A propos de l'édition 2014 :
- Lectures
inactuelles, de Pierre Jourde, sur Confitures de culture.
- Interview au
Carnet d'or d'Augustin Trapenard sur France Culture, en compagnie de Pierre
Jourde et Guy Goffette, sur le thème de la réécriture.
- Rien que du
plaisir, présentation à la voix,
par Anna Valenn.
- Le Carnet du Libraire sur France Culture : Augustin Trapenard s'entretient
avec Sidonie Mézaize de la librairie Kyrilina à Bucarest.
- Billet
de Simone Rinzler dans l'Atelier de l'Espère-Luette
- La vie sans mode d'emploi, par Charybde 7, sur Sens Critique.

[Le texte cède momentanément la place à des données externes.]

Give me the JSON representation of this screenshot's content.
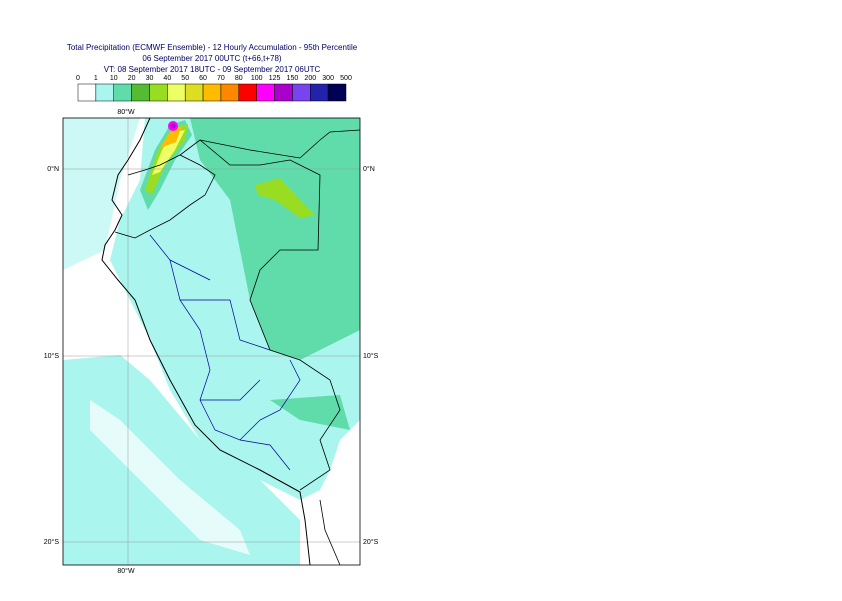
{
  "title": [
    "Total Precipitation (ECMWF Ensemble) - 12 Hourly Accumulation - 95th Percentile",
    "06 September 2017 00UTC (t+66,t+78)",
    "VT: 08 September 2017 18UTC - 09 September 2017 06UTC"
  ],
  "legend": {
    "labels": [
      "0",
      "1",
      "10",
      "20",
      "30",
      "40",
      "50",
      "60",
      "70",
      "80",
      "100",
      "125",
      "150",
      "200",
      "300",
      "500"
    ],
    "colors": [
      "#ffffff",
      "#aaf5ee",
      "#5fdcaa",
      "#55bb33",
      "#99dd22",
      "#eeff66",
      "#dddd22",
      "#ffbb00",
      "#ff8800",
      "#ff0000",
      "#ff00ff",
      "#aa00cc",
      "#7744ee",
      "#2222aa",
      "#000055"
    ]
  },
  "map": {
    "lon_top": "80°W",
    "lon_bottom": "80°W",
    "lat_left": [
      "0°N",
      "10°S",
      "20°S"
    ],
    "lat_right": [
      "0°N",
      "10°S",
      "20°S"
    ]
  }
}
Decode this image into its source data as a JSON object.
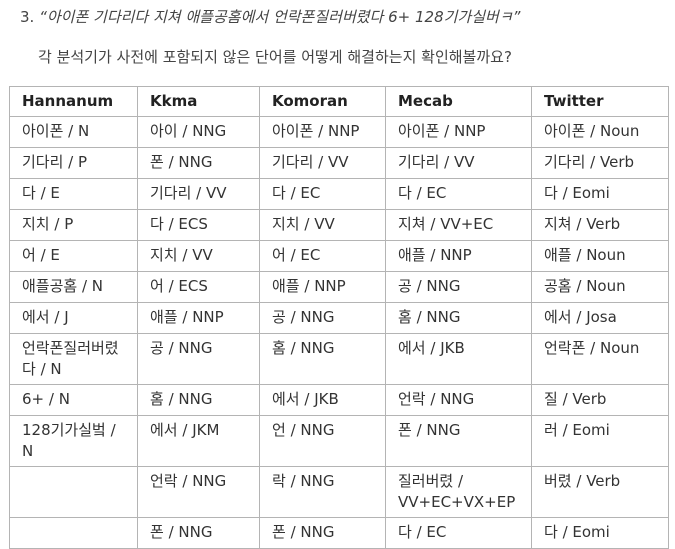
{
  "heading": {
    "number": "3.",
    "quote": "“아이폰 기다리다 지쳐 애플공홈에서 언락폰질러버렸다 6+ 128기가실버ㅋ”"
  },
  "intro": "각 분석기가 사전에 포함되지 않은 단어를 어떻게 해결하는지 확인해볼까요?",
  "table": {
    "headers": [
      "Hannanum",
      "Kkma",
      "Komoran",
      "Mecab",
      "Twitter"
    ],
    "rows": [
      [
        "아이폰 / N",
        "아이 / NNG",
        "아이폰 / NNP",
        "아이폰 / NNP",
        "아이폰 / Noun"
      ],
      [
        "기다리 / P",
        "폰 / NNG",
        "기다리 / VV",
        "기다리 / VV",
        "기다리 / Verb"
      ],
      [
        "다 / E",
        "기다리 / VV",
        "다 / EC",
        "다 / EC",
        "다 / Eomi"
      ],
      [
        "지치 / P",
        "다 / ECS",
        "지치 / VV",
        "지쳐 / VV+EC",
        "지쳐 / Verb"
      ],
      [
        "어 / E",
        "지치 / VV",
        "어 / EC",
        "애플 / NNP",
        "애플 / Noun"
      ],
      [
        "애플공홈 / N",
        "어 / ECS",
        "애플 / NNP",
        "공 / NNG",
        "공홈 / Noun"
      ],
      [
        "에서 / J",
        "애플 / NNP",
        "공 / NNG",
        "홈 / NNG",
        "에서 / Josa"
      ],
      [
        "언락폰질러버렸다 / N",
        "공 / NNG",
        "홈 / NNG",
        "에서 / JKB",
        "언락폰 / Noun"
      ],
      [
        "6+ / N",
        "홈 / NNG",
        "에서 / JKB",
        "언락 / NNG",
        "질 / Verb"
      ],
      [
        "128기가실벜 / N",
        "에서 / JKM",
        "언 / NNG",
        "폰 / NNG",
        "러 / Eomi"
      ],
      [
        "",
        "언락 / NNG",
        "락 / NNG",
        "질러버렸 / VV+EC+VX+EP",
        "버렸 / Verb"
      ],
      [
        "",
        "폰 / NNG",
        "폰 / NNG",
        "다 / EC",
        "다 / Eomi"
      ]
    ]
  }
}
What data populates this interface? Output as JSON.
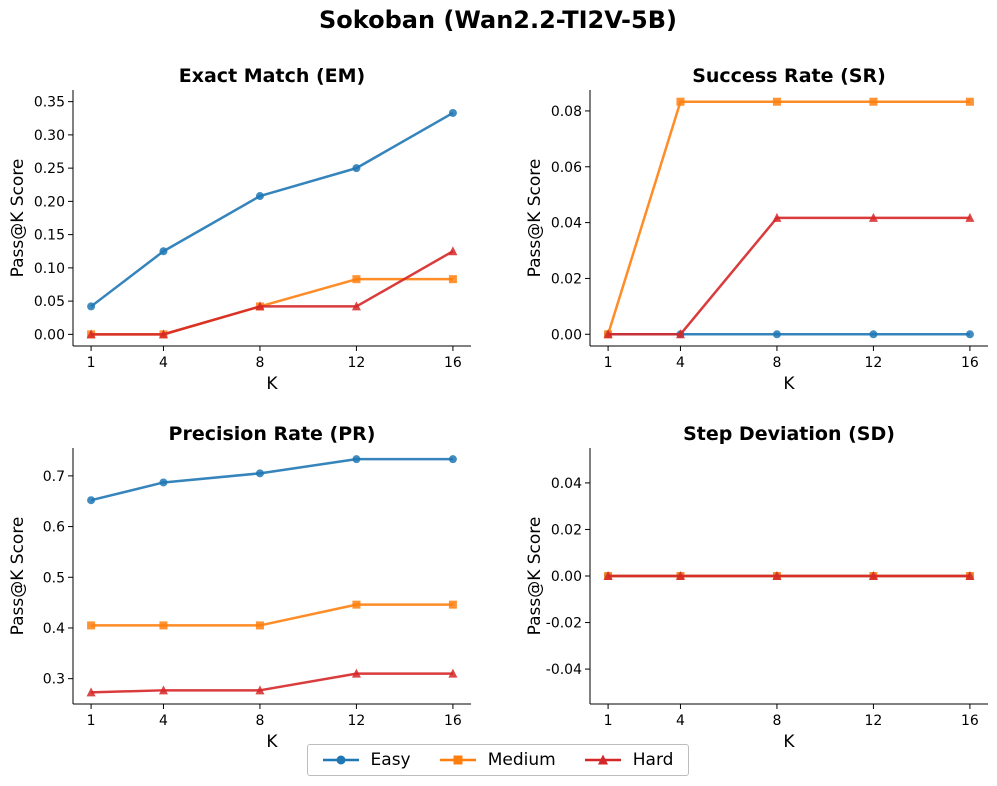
{
  "title": "Sokoban (Wan2.2-TI2V-5B)",
  "legend": [
    {
      "name": "Easy",
      "color": "#1f77b4",
      "marker": "circle"
    },
    {
      "name": "Medium",
      "color": "#ff7f0e",
      "marker": "square"
    },
    {
      "name": "Hard",
      "color": "#d62728",
      "marker": "triangle"
    }
  ],
  "chart_data": [
    {
      "type": "line",
      "title": "Exact Match (EM)",
      "xlabel": "K",
      "ylabel": "Pass@K Score",
      "x": [
        1,
        4,
        8,
        12,
        16
      ],
      "xticks": [
        "1",
        "4",
        "8",
        "12",
        "16"
      ],
      "ylim": [
        -0.0175,
        0.3675
      ],
      "yticks": [
        "0.00",
        "0.05",
        "0.10",
        "0.15",
        "0.20",
        "0.25",
        "0.30",
        "0.35"
      ],
      "ytick_values": [
        0,
        0.05,
        0.1,
        0.15,
        0.2,
        0.25,
        0.3,
        0.35
      ],
      "series": [
        {
          "name": "Easy",
          "values": [
            0.042,
            0.125,
            0.208,
            0.25,
            0.333
          ]
        },
        {
          "name": "Medium",
          "values": [
            0.0,
            0.0,
            0.042,
            0.083,
            0.083
          ]
        },
        {
          "name": "Hard",
          "values": [
            0.0,
            0.0,
            0.042,
            0.042,
            0.125
          ]
        }
      ]
    },
    {
      "type": "line",
      "title": "Success Rate (SR)",
      "xlabel": "K",
      "ylabel": "Pass@K Score",
      "x": [
        1,
        4,
        8,
        12,
        16
      ],
      "xticks": [
        "1",
        "4",
        "8",
        "12",
        "16"
      ],
      "ylim": [
        -0.0042,
        0.0875
      ],
      "yticks": [
        "0.00",
        "0.02",
        "0.04",
        "0.06",
        "0.08"
      ],
      "ytick_values": [
        0,
        0.02,
        0.04,
        0.06,
        0.08
      ],
      "series": [
        {
          "name": "Easy",
          "values": [
            0.0,
            0.0,
            0.0,
            0.0,
            0.0
          ]
        },
        {
          "name": "Medium",
          "values": [
            0.0,
            0.0833,
            0.0833,
            0.0833,
            0.0833
          ]
        },
        {
          "name": "Hard",
          "values": [
            0.0,
            0.0,
            0.0417,
            0.0417,
            0.0417
          ]
        }
      ]
    },
    {
      "type": "line",
      "title": "Precision Rate (PR)",
      "xlabel": "K",
      "ylabel": "Pass@K Score",
      "x": [
        1,
        4,
        8,
        12,
        16
      ],
      "xticks": [
        "1",
        "4",
        "8",
        "12",
        "16"
      ],
      "ylim": [
        0.25,
        0.755
      ],
      "yticks": [
        "0.3",
        "0.4",
        "0.5",
        "0.6",
        "0.7"
      ],
      "ytick_values": [
        0.3,
        0.4,
        0.5,
        0.6,
        0.7
      ],
      "series": [
        {
          "name": "Easy",
          "values": [
            0.652,
            0.687,
            0.705,
            0.733,
            0.733
          ]
        },
        {
          "name": "Medium",
          "values": [
            0.405,
            0.405,
            0.405,
            0.446,
            0.446
          ]
        },
        {
          "name": "Hard",
          "values": [
            0.273,
            0.277,
            0.277,
            0.31,
            0.31
          ]
        }
      ]
    },
    {
      "type": "line",
      "title": "Step Deviation (SD)",
      "xlabel": "K",
      "ylabel": "Pass@K Score",
      "x": [
        1,
        4,
        8,
        12,
        16
      ],
      "xticks": [
        "1",
        "4",
        "8",
        "12",
        "16"
      ],
      "ylim": [
        -0.055,
        0.055
      ],
      "yticks": [
        "-0.04",
        "-0.02",
        "0.00",
        "0.02",
        "0.04"
      ],
      "ytick_values": [
        -0.04,
        -0.02,
        0,
        0.02,
        0.04
      ],
      "series": [
        {
          "name": "Easy",
          "values": [
            0.0,
            0.0,
            0.0,
            0.0,
            0.0
          ]
        },
        {
          "name": "Medium",
          "values": [
            0.0,
            0.0,
            0.0,
            0.0,
            0.0
          ]
        },
        {
          "name": "Hard",
          "values": [
            0.0,
            0.0,
            0.0,
            0.0,
            0.0
          ]
        }
      ]
    }
  ]
}
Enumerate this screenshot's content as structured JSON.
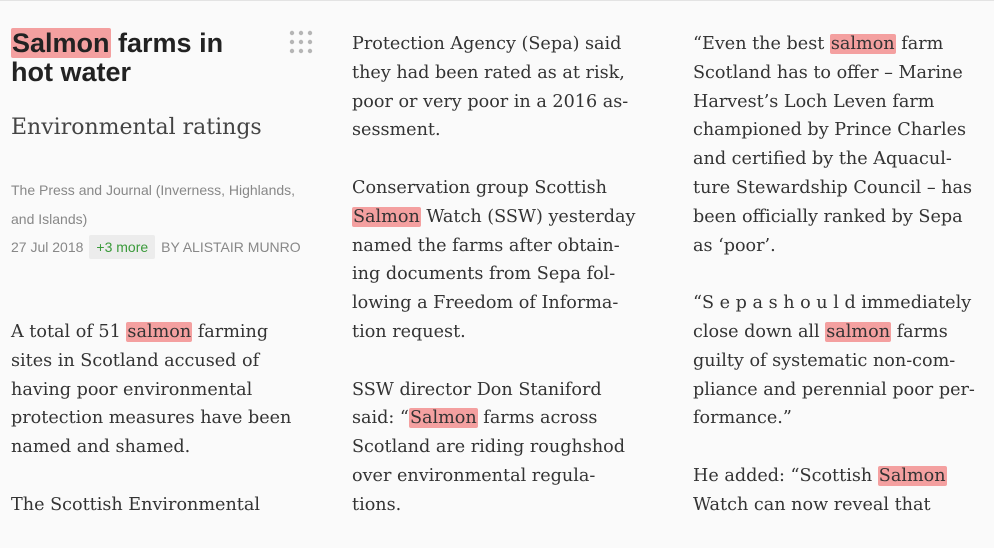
{
  "header": {
    "title": [
      {
        "highlight": "Salmon"
      },
      " farms in hot water"
    ],
    "subtitle": "Environmental ratings",
    "source": "The Press and Journal (Inverness, Highlands, and Islands)",
    "date": "27 Jul 2018",
    "more": "+3 more",
    "byline": "BY ALISTAIR MUNRO"
  },
  "columns": [
    {
      "paragraphs": [
        [
          [
            "A total of 51 ",
            {
              "highlight": "salmon"
            },
            " farming"
          ],
          [
            "sites in Scotland accused of"
          ],
          [
            "having poor environmental"
          ],
          [
            "protection measures have been"
          ],
          [
            "named and shamed."
          ]
        ],
        [
          [
            "The Scottish Environmental"
          ]
        ]
      ]
    },
    {
      "paragraphs": [
        [
          [
            "Protection Agency (Sepa) said"
          ],
          [
            "they had been rated as at risk,"
          ],
          [
            "poor or very poor in a 2016 as-"
          ],
          [
            "sessment."
          ]
        ],
        [
          [
            "Conservation group Scottish"
          ],
          [
            {
              "highlight": "Salmon"
            },
            " Watch (SSW) yesterday"
          ],
          [
            "named the farms after obtain-"
          ],
          [
            "ing documents from Sepa fol-"
          ],
          [
            "lowing a Freedom of Informa-"
          ],
          [
            "tion request."
          ]
        ],
        [
          [
            "SSW director Don Staniford"
          ],
          [
            "said: “",
            {
              "highlight": "Salmon"
            },
            " farms across"
          ],
          [
            "Scotland are riding roughshod"
          ],
          [
            "over environmental regula-"
          ],
          [
            "tions."
          ]
        ]
      ]
    },
    {
      "paragraphs": [
        [
          [
            "“Even the best ",
            {
              "highlight": "salmon"
            },
            " farm"
          ],
          [
            "Scotland has to offer – Marine"
          ],
          [
            "Harvest’s Loch Leven farm"
          ],
          [
            "championed by Prince Charles"
          ],
          [
            "and certified by the Aquacul-"
          ],
          [
            "ture Stewardship Council – has"
          ],
          [
            "been officially ranked by Sepa"
          ],
          [
            "as ‘poor’."
          ]
        ],
        [
          [
            "“S e p a s h o u l d immediately"
          ],
          [
            "close down all ",
            {
              "highlight": "salmon"
            },
            " farms"
          ],
          [
            "guilty of systematic non-com-"
          ],
          [
            "pliance and perennial poor per-"
          ],
          [
            "formance.”"
          ]
        ],
        [
          [
            "He added: “Scottish ",
            {
              "highlight": "Salmon"
            }
          ],
          [
            "Watch can now reveal that"
          ]
        ]
      ]
    }
  ]
}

- La vie sans mode d'emploi, par Charybde 7, sur Sens Critique.
A propos de l'édition 2001 :
- "Le déniaisé" (Fabrice
Gabriel, Les
Inrockuptibles) :
Une affaire de regard est le premier
roman d'un jeune homme plus si jeune que ça, puisque né en 1963. Philippe
Annocque ne nous en voudra pas d'insister sur son âge : c'est que son livre
n'aurait pu être écrit à 20 ans, même s'il a pour héros un étudiant à demi
adolescent, vierge de toute expérience. Ce drôle de- garçon, c'est Herbert, et
le récit de son apprentissage est d'abord une affaire de distance : celle
du regard coquet qu'il porte sur lui, celle surtout d'un narrateur à l'humour
discret, dont l'ironie très singulière donne au roman son cachet presque désuet.
Herbert est puceau : l'intrigue pourrait se résumer l'inélégance de ce mot qui
encombre notre héros. On suit ses tribulations au fil de courtes séquences qui
sont autant d'instantanés et de rencontres, avec des « confrères »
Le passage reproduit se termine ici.